Layer 2: Source Review

Not all of the remaining works come from academic venues. OpenAlex indexes more than 280,000 distinct sources β€” journals, conference series, repositories, archives β€” and many serve purposes other than publishing research. Every source is reviewed by examining a sample of the works it contains: what it actually publishes, not its name, reputation, or country. A small regional journal publishing original research is treated the same as a large international one.
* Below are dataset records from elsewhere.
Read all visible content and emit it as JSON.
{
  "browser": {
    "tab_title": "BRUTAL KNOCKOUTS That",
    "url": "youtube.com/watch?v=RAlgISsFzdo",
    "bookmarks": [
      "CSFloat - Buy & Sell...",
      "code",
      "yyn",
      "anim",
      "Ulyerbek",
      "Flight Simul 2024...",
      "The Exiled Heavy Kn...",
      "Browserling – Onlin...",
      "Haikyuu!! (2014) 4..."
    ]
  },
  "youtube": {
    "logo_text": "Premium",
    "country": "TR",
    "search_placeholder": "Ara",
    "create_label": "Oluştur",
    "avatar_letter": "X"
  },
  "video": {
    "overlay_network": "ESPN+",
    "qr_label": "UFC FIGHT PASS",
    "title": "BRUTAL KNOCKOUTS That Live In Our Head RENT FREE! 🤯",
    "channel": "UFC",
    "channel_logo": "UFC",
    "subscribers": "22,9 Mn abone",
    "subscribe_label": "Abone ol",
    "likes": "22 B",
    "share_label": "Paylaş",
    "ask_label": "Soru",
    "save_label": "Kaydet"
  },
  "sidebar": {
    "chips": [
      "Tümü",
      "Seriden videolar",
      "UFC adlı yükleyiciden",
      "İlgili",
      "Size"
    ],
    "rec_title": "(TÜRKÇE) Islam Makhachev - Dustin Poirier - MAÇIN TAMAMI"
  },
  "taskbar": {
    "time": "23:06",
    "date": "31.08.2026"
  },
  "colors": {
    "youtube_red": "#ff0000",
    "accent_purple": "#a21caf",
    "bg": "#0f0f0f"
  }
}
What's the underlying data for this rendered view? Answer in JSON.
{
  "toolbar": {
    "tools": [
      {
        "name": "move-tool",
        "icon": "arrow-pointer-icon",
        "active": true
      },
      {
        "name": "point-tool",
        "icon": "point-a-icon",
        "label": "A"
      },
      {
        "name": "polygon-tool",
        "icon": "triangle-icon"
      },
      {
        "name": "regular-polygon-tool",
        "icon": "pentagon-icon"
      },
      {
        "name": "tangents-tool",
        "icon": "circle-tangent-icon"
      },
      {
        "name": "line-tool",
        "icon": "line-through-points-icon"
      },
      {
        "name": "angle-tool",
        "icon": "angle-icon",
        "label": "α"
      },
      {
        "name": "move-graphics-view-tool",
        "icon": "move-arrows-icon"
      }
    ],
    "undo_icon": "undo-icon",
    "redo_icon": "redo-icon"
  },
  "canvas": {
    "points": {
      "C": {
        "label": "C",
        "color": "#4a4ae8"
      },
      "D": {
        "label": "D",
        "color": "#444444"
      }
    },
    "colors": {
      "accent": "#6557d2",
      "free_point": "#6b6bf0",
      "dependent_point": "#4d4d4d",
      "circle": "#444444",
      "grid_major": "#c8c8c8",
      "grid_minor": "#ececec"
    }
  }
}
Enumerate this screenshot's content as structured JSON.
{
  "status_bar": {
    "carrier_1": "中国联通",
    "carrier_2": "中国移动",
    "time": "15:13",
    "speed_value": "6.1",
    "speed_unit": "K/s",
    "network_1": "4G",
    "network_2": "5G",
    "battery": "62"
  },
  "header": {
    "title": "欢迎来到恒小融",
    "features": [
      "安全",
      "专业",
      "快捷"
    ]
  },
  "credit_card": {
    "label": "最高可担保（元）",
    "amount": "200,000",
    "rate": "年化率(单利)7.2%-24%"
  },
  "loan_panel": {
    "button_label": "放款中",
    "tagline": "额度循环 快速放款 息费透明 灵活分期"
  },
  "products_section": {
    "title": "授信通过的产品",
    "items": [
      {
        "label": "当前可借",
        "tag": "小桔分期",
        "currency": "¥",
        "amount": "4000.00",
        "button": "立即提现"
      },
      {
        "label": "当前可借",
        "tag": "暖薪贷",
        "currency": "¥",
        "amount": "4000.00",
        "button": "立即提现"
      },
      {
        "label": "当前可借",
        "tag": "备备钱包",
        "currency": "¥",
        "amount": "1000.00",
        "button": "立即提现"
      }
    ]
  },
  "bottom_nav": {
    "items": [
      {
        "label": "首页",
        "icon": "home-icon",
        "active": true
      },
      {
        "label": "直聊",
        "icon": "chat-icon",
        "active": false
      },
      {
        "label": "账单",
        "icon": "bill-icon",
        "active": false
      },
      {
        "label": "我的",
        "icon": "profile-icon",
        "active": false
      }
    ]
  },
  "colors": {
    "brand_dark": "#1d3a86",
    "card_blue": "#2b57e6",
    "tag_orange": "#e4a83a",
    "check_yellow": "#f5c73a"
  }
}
Sources are not simply approved or rejected β€” they are classified along a quality spectrum, and only sources that fall outside the scholarly record are removed entirely. Two facts shape the review:

  • Metadata gaps are not quality problems. OpenAlex coverage is uneven: Japanese, Korean, Chinese, Russian, Arabic, Indonesian, and many other non-English sources often lack abstracts and DOIs because of data-pipeline differences. Sources are evaluated on the substance of what they publish, not on metadata completeness.

  • Repositories face a higher bar than journals. A repository that only catalogues publication titles imported from CV systems β€” no abstracts, no full text β€” adds nothing searchable and can be removed even when the underlying authors are legitimate. Repositories hosting actual research content, such as theses, preprints, and working papers with abstracts, are kept.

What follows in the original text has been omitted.